Михаил провел Головкина в дом. Большая русская печь зевасто открыла на него черный рот. От печи под потолком — полати, рядом две длинные лавки, стол из толстых, выструганных до белизны досок с ножками-крестовинами да шкаф с тремя полками, на которых лежали вперемешку глиняные и оловянные миски, ложки деревянные, пара стаканов и еще какая-то немудреная утварь. Михаил провел гостя за дощатую перегородку в горницу.
— Вот тут побудьте. А я сейчас.
Горница и вовсе была пуста.
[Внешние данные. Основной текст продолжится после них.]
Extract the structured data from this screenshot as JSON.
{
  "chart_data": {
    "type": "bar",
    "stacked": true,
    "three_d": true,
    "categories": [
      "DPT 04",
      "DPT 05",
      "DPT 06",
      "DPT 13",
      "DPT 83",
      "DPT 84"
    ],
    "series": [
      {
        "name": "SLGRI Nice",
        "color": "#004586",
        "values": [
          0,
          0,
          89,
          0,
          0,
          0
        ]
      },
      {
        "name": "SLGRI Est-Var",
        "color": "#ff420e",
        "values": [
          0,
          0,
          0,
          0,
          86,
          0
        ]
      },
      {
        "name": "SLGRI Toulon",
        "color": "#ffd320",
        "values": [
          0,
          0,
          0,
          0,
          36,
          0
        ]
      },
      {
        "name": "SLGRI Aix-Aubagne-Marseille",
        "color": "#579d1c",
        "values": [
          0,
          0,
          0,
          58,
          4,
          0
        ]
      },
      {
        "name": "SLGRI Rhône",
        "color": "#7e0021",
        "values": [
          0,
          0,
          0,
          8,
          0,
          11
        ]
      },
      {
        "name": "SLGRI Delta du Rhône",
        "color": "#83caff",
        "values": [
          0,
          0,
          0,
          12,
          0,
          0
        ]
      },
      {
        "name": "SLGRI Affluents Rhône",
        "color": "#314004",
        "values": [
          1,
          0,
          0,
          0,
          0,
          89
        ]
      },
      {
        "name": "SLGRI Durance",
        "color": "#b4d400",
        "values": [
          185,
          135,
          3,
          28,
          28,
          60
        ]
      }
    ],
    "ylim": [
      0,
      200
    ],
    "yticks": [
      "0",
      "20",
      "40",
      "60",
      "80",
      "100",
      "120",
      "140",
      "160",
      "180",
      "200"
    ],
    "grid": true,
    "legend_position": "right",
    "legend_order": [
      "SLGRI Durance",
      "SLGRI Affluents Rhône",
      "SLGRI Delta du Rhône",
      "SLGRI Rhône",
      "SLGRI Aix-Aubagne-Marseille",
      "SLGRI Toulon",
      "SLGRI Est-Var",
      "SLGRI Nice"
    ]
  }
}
Окна без занавесок, в углу рыжеватый в полоску сундук, голый стол, две табуретки, лавка вдоль стены и полка-угольник, на которой лежали стопки истрепанных учебников, самодельные тетради и, что поразило Головкина, «Хаджи-Мурат» Толстого. Василий взял книгу, не раскрывая, держал ее, чувствуя с ней какое-то родство, и, глядя в окно на закатное солнце, в который раз подумал: «Зачем я здесь?» За огородом начиналось поле, то ли пшеничное, то ли ржаное. Василий не только издали, но и вплотную не узнал бы, что там росло, одно знал — хлеб. Он с щемящей тоской подумал о том, что уже сегодня был бы в Горске, в уютном доме, в своей комнате, где широкий диван, ковер над ним, кресло, библиотека, настольная лампа... Представлял приход матери с работы и то, как она, наскоро поцеловав его, первым делом стала бы совать ему в руки скрипку с неизменными словами: «На-ка, нужен постоянный тренаж! Иначе все на ветер! Все в прах!» Затем перешли бы в гостиную, и сестра Таня села бы за пианино, а позже приехал бы с работы отец и за ужином стал бы расспрашивать его о делах. Почти всегда было так в приезды домой.
«Ду-урак!» — уже рассердился на себя Головкин, он почувствовал, что проголодался.
А в передней комнате тем временем накапливались приглушенные голоса.
— Что же ты, Миша, а?.. — спрашивал мужской голос.
— А я что? Сам он...
— Гм... Мать, ты к Чурсиным сходи: может, ведерко картошки дадут под новину.
— Уже ходила. — И долгий вздох.
— Вот незадача! Не супом же из ботвы кормить такого... Чтоб на недельку-две попозже: и картошка и брюква бы подоспели, а теперь... Может, подкопать картошки-то?..
— Пробовала, мельче бобов...
Руки Василия забегали по карманам, в левом нагрудном он нащупал деньги. «Что же делать? Ну, залетел!»
А солнце между тем сплющилось, горящая кровинка-капля растеклась на далеком краю поля и стала быстро впитываться землей, оставшаяся горбушка задержалась было на мгновение, но тут же провалилась, сразу по комнате расплылись легкие сумерки.
— Пойдемте ужинать, — позвал Михаил, и Головкин вздрогнул от неожиданности. — Пока светло...
В передней комнате ударило в нос крепким и неприятным запахом варева, и Головкин едва сдержался, чтобы не потянуться ладонью ко рту.
— Ну, здравствуйте вам! — Хозяин, Семен Егорыч, черный со всклокоченными волосами, показывал ковшами рук на лавку. — Пожалуйте к столу. Чем бог послал...
Но Головкин мялся, звал глазами Михаила.
— Миша, выйдем...
Остро выгнув спину, подхватив тряпкой огромный чугун, мать Михаила несла его длинными руками к столу, и пар окутывал ее склоненную над чугуном голову. Поставила чугун, обернулась к Головкину, а глаза такие большие, ласковые, и лицо все — в каждой морщинке доброта и нежность.